Kriege hinterlassen oft immense Zerstörungen. Die Kriegsschäden zu dokumentieren ist entscheidend, um Helfende vor Ort mit den nötigen Sicherheits-Informationen zu versorgen oder zu zeigen, wie gross die Zerstörung tatsächlich ist.

Hoch aufgelöste Bilder zeigen nur kleine Ausschnitte eines Gebietes – wir benötigen aber auch grössere Übersichten.
Autor: Tao Whelan Geodaten-Analystin IKRK

Auch lässt sich damit erkennen, ob Kriegsparteien zum Beispiel ihre Rückzugs-Versprechungen wirklich einhalten – für Friedensverhandlungen sind das oft entscheidende Informationen.

KI wird an Satelliten gekoppelt

Bisher analysieren Expertinnen des Roten Kreuzes dafür hochauflösende Satellitenbilder von Krisenregionen händisch. Das Verfahren ist aufwändig, hochauflösende Aufnahmen teuer. Aber nur so sind Kriegsschäden an Gebäuden für das blosse Auge überhaupt zu erkennen. Und noch eine Schwierigkeit käme hinzu, so die verantwortliche Spezialistin Tao Whelan, «Hoch aufgelöste Bilder zeigen nur kleine Ausschnitte eines Gebietes – wir benötigen aber auch grössere Übersichten.»

Abhilfe schaffen könnte künftig eine künstliche Intelligenz (KI), gekoppelt mit einem mittlerweile altehrwürdigen Satelliten-System der Europäischen Weltraumagentur ESA: «Sentinel-2». Eigentlich wurden diese Satelliten dafür entwickelt, globale Veränderungen in der Vegetation oder bei Gewässern zu beobachten. Jetzt könnten sie auch dem Roten Kreuz gute Dienste erweisen.

Auf dem Bild ist der Satellit Sentinel-2 zu sehen.
Legende: Innerhalb von fünf Tagen zeichnet «Sentinel-2» die Erdoberfläche einmal komplett auf. ESA

Die Auflösung der Sentinel-Bilder ist mit maximal zehn Metern pro Bildpunkt zwar nicht sehr hoch, einzelne Häuser sind daraus für das menschliche Auge nur schwer oder überhaupt nicht zu erkennen. Aber es hat einen grossen Vorteil: Es gibt alle fünf Tage ein Bild von jedem Punkt der Erde  – und noch dazu kostenfrei.

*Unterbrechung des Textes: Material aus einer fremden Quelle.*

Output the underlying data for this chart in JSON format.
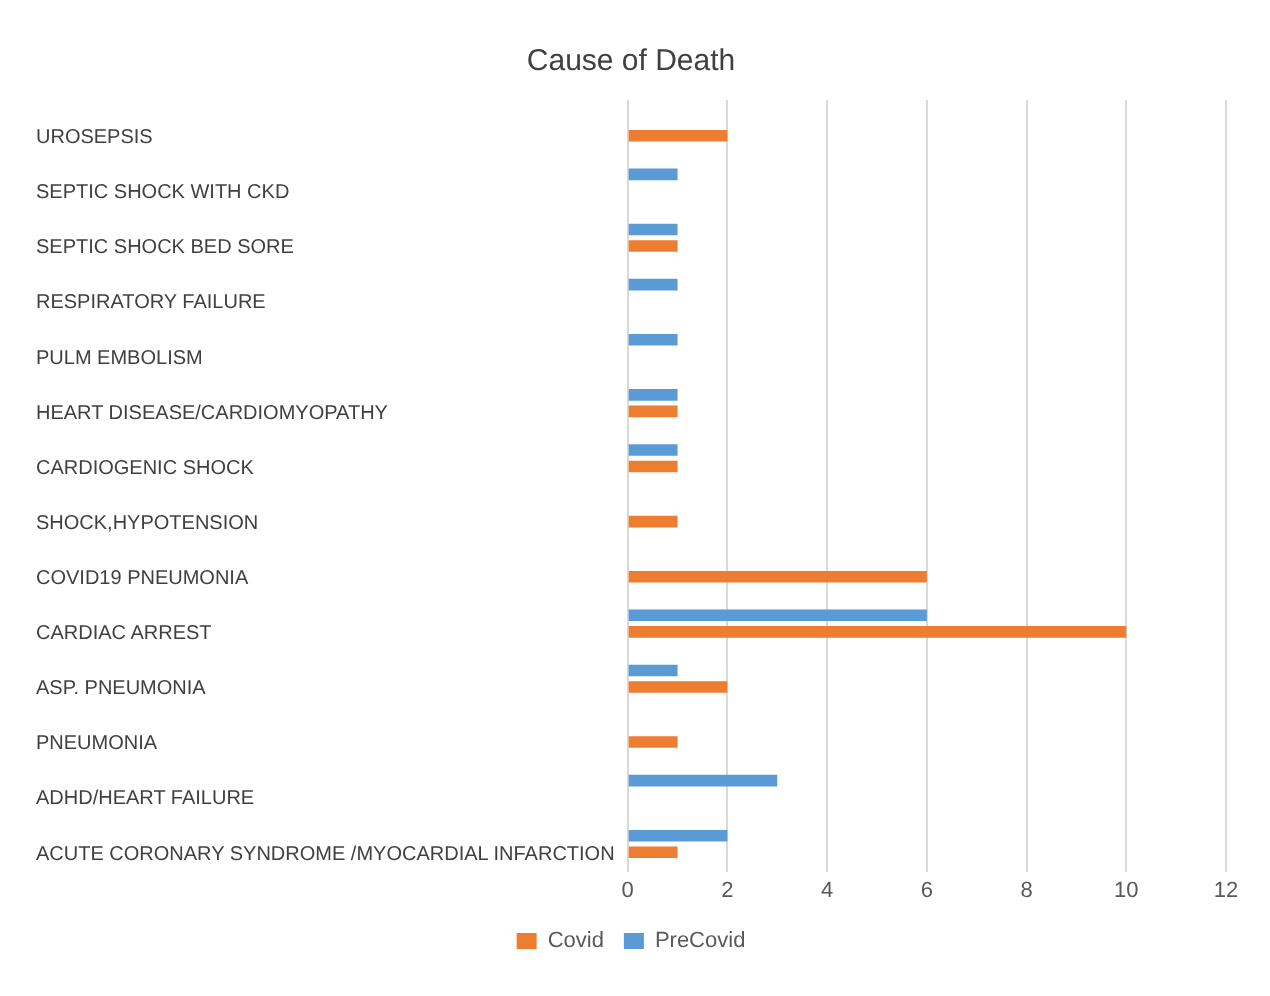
{
  "chart_data": {
    "type": "bar",
    "orientation": "horizontal",
    "title": "Cause of Death",
    "categories": [
      "UROSEPSIS",
      "SEPTIC SHOCK WITH CKD",
      "SEPTIC SHOCK BED SORE",
      "RESPIRATORY FAILURE",
      "PULM EMBOLISM",
      "HEART DISEASE/CARDIOMYOPATHY",
      "CARDIOGENIC SHOCK",
      "SHOCK,HYPOTENSION",
      "COVID19 PNEUMONIA",
      "CARDIAC ARREST",
      "ASP. PNEUMONIA",
      "PNEUMONIA",
      "ADHD/HEART FAILURE",
      "ACUTE CORONARY SYNDROME /MYOCARDIAL INFARCTION"
    ],
    "series": [
      {
        "name": "PreCovid",
        "color": "#5b9bd5",
        "values": [
          null,
          1,
          1,
          1,
          1,
          1,
          1,
          null,
          null,
          6,
          1,
          null,
          3,
          2
        ]
      },
      {
        "name": "Covid",
        "color": "#ed7d31",
        "values": [
          2,
          null,
          1,
          null,
          null,
          1,
          1,
          1,
          6,
          10,
          2,
          1,
          null,
          1
        ]
      }
    ],
    "xlim": [
      0,
      12
    ],
    "xticks": [
      0,
      2,
      4,
      6,
      8,
      10,
      12
    ],
    "grid": "x",
    "legend": "bottom"
  }
}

Wir werden sicherlich sehr schnell Ergebnisse sehen – in einem oder zwei Jahren.
Autor: Jan Wegner Fernerkundler an der ETH und Universität Zürich

Die Herausforderung an die KI ist nun, Schäden an mitunter kleinen Gebäuden zu identifizieren, obwohl auf den unscharfen Satellitenbildern oft nicht mehr als graue Schattierungen zu sehen sind. Das müsse das System natürlich erst lernen, sagt der Entwickler der KI, Jan Wegner, Fernerkundler an der ETH und Universität Zürich. Das geschehe mithilfe sogenannter bewiesener Daten: Besonders die Vereinten Nationen verfügen über eine detaillierte fotografische Dokumentation von Kriegszerstörungen weltweit.

Die Fotos mit diesen bewiesenen Daten verknüpft die KI jetzt mit den Farbschattierungen, die auf den unscharfen Satellitenbildern der zerstörten Fläche zu sehen sind. Geschieht dies tausendfach, lernt das System, Zerstörungen schnell und mit einer immer höheren Wahrscheinlichkeit und Verlässlichkeit zu erkennen - sogar «oft besser als der Mensch», wie Jan Wegner sagt. Und wo dennoch Zweifel bestehen, schauen die Expertinnen des Roten Kreuzes nochmals persönlich und genauer hin. «Wir werden sicherlich sehr schnell Ergebnisse sehen – in einem oder zwei Jahren».

Ich möchte die Qualität der Ergebnisse sehen.
Autor: Tao Whelan Geodaten-Analystin IKRK

Eine KI könnte künftig, also preiswert, regelmässig und innerhalb kürzester Zeit die Entwicklungen in jedem Krisengebiet der Erde beobachten, analysieren und dokumentieren.

Ob das System wirklich für einen permanenten Einsatz für das Rote Kreuz taugt, muss sich erst noch zeigen. Tao Whelan sagt, in dieser Beziehung sei sie ein sehr pragmatischer Mensch: «Ich möchte zunächst die Qualität der Ergebnisse sehen und mich mit meinen Kollegen im Einsatz darüber austauschen können, ob sie diese Ergebnisse bei ihrer Arbeit überhaupt konkret nutzen können.»